It was midnight. My husband covered it with a towel, and we went to sleep. At 2 a.m., the door burst open. The Airbnb owner stormed in, furious, screaming, “You idiots, this is a…
…fire alarm!“
My husband and I sat up in bed, blinking like deer caught in headlights. The owner, a man in his late fifties with graying hair and a Hawaiian-print shirt that looked wildly out of place given the situation, stood in the doorway, panting. His eyes darted between us and the towel-covered device.
“Do you have any idea what you’ve done?!” he continued, his voice a mix of panic and exhaustion.
I looked at my husband, who was still processing everything. “Wait, what?” I managed to say.
The owner groaned and marched over to the wall. He yanked the towel off, revealing… well, not a camera. Instead, it was a round, white fire alarm with a small blinking light.
“This is not some spy camera!” he hissed. “It’s a smoke detector! A legal requirement for rental properties! You covered it, and the system automatically alerted me to a malfunction.”

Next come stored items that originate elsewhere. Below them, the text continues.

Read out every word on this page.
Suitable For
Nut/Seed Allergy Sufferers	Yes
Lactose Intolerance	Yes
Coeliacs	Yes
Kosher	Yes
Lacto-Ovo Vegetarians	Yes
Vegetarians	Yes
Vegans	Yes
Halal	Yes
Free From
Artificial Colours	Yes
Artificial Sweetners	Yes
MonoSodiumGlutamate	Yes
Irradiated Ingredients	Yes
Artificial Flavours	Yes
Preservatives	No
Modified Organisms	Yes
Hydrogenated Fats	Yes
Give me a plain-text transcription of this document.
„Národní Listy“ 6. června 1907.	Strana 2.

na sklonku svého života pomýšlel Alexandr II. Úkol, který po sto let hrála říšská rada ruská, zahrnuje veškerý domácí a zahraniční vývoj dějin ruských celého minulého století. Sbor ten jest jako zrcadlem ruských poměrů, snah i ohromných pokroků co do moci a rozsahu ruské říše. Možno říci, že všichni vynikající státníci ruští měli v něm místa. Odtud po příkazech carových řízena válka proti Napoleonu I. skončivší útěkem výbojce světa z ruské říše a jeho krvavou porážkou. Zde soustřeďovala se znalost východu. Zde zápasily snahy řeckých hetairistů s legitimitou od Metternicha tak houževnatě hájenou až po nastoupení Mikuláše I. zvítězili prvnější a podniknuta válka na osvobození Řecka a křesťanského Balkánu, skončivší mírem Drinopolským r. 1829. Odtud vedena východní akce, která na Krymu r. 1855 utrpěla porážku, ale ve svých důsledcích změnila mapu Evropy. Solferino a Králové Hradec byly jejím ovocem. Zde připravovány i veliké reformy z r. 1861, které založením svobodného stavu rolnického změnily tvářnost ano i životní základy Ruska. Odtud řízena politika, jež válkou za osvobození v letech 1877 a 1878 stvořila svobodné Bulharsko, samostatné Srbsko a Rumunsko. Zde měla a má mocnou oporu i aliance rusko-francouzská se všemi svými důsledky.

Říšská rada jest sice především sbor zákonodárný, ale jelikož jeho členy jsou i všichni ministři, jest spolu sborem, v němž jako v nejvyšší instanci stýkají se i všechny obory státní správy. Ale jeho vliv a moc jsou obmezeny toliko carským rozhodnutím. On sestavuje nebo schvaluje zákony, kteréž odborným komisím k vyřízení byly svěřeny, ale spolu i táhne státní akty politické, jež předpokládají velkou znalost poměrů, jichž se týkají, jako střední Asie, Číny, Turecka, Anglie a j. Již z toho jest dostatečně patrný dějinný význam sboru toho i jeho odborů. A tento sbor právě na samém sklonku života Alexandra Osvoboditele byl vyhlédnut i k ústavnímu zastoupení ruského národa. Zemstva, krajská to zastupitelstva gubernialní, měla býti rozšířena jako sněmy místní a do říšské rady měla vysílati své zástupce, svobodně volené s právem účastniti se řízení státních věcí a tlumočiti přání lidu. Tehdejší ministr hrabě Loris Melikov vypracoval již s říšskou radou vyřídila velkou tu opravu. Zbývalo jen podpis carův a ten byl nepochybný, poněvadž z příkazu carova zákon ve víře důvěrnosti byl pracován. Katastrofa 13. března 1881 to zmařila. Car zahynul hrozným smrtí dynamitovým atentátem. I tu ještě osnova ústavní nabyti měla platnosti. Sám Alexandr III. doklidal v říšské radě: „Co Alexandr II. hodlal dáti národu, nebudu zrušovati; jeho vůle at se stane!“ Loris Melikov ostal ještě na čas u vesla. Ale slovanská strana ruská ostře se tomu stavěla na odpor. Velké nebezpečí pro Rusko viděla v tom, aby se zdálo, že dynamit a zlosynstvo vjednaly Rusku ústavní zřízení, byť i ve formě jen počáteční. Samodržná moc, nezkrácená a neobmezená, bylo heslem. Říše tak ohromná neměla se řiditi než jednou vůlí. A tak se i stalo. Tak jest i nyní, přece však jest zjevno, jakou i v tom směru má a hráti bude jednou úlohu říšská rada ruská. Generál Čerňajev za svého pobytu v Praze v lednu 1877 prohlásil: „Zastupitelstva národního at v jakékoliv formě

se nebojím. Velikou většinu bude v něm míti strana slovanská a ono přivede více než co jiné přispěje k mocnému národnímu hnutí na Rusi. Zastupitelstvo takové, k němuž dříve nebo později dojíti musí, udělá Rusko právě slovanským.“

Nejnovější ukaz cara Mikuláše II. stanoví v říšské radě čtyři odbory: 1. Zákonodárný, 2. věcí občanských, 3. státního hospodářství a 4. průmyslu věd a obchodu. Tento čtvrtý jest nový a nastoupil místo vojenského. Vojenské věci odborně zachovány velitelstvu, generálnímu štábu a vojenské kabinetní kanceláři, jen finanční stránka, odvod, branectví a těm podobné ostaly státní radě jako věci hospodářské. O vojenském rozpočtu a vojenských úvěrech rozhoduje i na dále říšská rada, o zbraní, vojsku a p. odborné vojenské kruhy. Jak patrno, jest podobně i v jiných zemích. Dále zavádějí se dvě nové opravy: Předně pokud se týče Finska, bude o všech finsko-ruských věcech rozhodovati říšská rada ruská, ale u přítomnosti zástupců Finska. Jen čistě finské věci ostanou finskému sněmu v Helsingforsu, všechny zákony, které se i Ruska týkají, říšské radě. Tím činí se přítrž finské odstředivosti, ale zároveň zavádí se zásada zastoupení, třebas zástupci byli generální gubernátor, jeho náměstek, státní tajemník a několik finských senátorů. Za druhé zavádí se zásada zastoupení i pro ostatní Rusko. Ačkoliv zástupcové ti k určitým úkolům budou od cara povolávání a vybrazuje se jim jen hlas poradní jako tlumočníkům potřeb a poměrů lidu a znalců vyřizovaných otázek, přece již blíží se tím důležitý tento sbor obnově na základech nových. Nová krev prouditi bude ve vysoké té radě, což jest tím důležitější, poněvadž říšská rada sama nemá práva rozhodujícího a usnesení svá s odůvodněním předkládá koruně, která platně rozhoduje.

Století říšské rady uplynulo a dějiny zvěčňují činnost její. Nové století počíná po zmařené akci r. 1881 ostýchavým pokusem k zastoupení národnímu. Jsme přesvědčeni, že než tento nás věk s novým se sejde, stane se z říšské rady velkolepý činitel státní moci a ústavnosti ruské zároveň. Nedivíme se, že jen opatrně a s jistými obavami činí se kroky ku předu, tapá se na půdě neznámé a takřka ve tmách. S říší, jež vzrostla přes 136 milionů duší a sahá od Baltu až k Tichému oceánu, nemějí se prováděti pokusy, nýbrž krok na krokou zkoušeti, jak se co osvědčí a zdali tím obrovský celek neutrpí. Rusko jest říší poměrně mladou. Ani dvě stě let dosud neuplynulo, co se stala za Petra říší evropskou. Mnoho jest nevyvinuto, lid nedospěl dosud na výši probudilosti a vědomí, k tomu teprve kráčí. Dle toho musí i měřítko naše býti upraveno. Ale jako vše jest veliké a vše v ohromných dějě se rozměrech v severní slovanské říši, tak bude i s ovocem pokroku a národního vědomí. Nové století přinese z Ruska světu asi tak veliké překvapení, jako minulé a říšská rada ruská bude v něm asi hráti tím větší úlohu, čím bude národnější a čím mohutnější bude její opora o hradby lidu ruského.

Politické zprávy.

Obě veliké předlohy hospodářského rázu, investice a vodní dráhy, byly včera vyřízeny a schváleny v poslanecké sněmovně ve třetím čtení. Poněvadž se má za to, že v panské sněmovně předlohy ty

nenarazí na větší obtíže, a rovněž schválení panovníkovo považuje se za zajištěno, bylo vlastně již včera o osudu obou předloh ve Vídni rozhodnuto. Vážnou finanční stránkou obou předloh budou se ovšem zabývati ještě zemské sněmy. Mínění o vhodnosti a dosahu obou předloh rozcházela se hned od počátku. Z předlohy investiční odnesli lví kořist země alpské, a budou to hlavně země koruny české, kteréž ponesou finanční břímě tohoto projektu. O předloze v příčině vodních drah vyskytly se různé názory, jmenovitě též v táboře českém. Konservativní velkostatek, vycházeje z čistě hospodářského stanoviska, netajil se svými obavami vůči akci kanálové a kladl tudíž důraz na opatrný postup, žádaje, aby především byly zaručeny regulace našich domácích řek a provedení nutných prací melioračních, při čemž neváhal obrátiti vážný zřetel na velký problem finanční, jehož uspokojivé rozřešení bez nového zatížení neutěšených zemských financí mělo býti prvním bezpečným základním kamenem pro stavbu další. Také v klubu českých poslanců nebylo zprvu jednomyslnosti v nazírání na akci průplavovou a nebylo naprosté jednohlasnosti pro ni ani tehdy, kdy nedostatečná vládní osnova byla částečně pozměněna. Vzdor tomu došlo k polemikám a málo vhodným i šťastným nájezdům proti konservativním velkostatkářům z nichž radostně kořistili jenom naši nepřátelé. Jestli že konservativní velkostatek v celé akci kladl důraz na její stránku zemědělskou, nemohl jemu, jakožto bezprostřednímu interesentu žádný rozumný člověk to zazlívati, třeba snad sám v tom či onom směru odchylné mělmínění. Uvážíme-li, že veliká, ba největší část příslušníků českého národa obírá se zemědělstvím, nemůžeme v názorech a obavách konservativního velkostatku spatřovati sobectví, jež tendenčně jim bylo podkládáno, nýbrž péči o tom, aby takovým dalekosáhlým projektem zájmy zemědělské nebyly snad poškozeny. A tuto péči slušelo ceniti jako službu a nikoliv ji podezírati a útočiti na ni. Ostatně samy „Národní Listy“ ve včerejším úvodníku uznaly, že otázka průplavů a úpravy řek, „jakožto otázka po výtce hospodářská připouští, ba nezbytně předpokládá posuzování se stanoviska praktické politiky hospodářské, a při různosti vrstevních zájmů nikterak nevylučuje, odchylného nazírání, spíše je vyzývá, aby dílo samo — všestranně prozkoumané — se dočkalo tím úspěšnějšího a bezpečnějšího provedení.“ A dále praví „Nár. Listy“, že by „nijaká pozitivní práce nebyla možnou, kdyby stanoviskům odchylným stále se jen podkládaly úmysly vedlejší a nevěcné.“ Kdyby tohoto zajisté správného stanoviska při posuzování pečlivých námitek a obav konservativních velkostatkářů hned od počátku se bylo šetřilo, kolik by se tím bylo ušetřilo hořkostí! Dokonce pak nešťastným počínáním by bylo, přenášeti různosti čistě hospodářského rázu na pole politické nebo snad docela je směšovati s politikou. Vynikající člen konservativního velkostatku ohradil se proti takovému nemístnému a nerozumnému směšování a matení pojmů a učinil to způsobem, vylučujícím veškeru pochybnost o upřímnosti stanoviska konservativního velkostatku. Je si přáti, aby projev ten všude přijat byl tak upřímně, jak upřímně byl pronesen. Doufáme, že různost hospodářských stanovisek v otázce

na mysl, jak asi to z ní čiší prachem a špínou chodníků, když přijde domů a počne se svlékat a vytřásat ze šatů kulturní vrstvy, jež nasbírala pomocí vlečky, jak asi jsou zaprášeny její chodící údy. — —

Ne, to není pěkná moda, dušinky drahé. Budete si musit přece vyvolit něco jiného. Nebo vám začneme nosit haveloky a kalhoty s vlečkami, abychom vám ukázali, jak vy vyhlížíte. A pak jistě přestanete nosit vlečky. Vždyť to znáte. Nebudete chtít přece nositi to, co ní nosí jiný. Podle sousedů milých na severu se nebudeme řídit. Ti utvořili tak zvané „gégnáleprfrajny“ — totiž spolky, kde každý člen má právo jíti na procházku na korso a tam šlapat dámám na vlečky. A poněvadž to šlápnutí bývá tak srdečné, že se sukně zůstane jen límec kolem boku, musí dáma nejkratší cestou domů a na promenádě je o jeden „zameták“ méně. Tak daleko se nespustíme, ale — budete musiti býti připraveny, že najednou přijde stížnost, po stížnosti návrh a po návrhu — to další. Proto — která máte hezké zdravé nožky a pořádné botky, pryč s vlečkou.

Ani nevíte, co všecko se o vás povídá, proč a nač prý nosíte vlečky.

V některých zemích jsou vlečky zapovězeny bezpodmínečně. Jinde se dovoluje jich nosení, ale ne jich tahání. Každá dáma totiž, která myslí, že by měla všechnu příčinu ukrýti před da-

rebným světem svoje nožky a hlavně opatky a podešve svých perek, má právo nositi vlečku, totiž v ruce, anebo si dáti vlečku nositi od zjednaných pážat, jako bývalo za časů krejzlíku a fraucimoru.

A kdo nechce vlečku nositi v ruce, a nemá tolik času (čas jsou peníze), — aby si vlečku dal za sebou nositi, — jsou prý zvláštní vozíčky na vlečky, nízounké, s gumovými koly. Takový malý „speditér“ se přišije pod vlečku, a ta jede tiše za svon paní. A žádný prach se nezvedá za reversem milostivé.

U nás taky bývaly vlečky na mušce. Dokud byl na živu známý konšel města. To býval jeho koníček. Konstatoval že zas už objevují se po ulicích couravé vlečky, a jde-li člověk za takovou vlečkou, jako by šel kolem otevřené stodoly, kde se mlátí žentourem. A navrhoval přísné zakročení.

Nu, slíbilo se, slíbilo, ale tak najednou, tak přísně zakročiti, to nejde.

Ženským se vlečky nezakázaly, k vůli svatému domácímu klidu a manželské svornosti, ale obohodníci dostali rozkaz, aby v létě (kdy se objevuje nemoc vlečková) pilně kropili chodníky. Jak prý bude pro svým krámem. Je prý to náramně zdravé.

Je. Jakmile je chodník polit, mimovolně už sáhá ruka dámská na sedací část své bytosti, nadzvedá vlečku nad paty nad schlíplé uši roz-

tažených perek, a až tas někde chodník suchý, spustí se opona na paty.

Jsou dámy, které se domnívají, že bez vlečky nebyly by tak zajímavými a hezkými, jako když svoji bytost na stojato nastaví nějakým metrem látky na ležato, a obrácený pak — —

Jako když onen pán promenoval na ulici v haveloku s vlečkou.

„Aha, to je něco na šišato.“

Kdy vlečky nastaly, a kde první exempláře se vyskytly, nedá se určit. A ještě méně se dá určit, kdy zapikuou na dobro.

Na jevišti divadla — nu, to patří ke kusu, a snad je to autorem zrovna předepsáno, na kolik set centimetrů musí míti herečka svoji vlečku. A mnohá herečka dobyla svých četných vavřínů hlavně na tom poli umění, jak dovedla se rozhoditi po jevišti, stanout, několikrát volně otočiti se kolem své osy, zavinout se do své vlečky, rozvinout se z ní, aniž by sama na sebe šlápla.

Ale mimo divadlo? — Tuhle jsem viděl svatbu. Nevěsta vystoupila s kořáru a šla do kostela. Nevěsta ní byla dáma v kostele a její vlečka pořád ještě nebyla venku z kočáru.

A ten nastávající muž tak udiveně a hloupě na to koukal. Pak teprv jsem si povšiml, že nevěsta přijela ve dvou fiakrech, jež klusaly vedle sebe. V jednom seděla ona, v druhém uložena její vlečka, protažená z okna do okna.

I opened my mouth, then closed it. Then opened it again. “Okay, but—” I started.
“But what?” the owner snapped. “You thought I was watching you sleep? Why would I want to do that?!”
I winced. “Well, when you put it like that…”
My husband finally found his voice. “To be fair,” he said slowly, “it was blinking. And it looked suspicious.”
The owner let out a sharp laugh. “It blinks because it’s working. You know what would be suspicious? If it didn’t blink!“
That actually made sense.
A painful silence settled in the room. I could feel my face burning with embarrassment.
We panicked over a “hidden camera” in our Airbnb—only to realize it was just a smoke detector. The owner? Furious. Turns out, covering it triggered an emergency alert, dragging him out of bed at 2 a.m. Lesson learned: paranoia makes fools of us all. And yes, we apologized.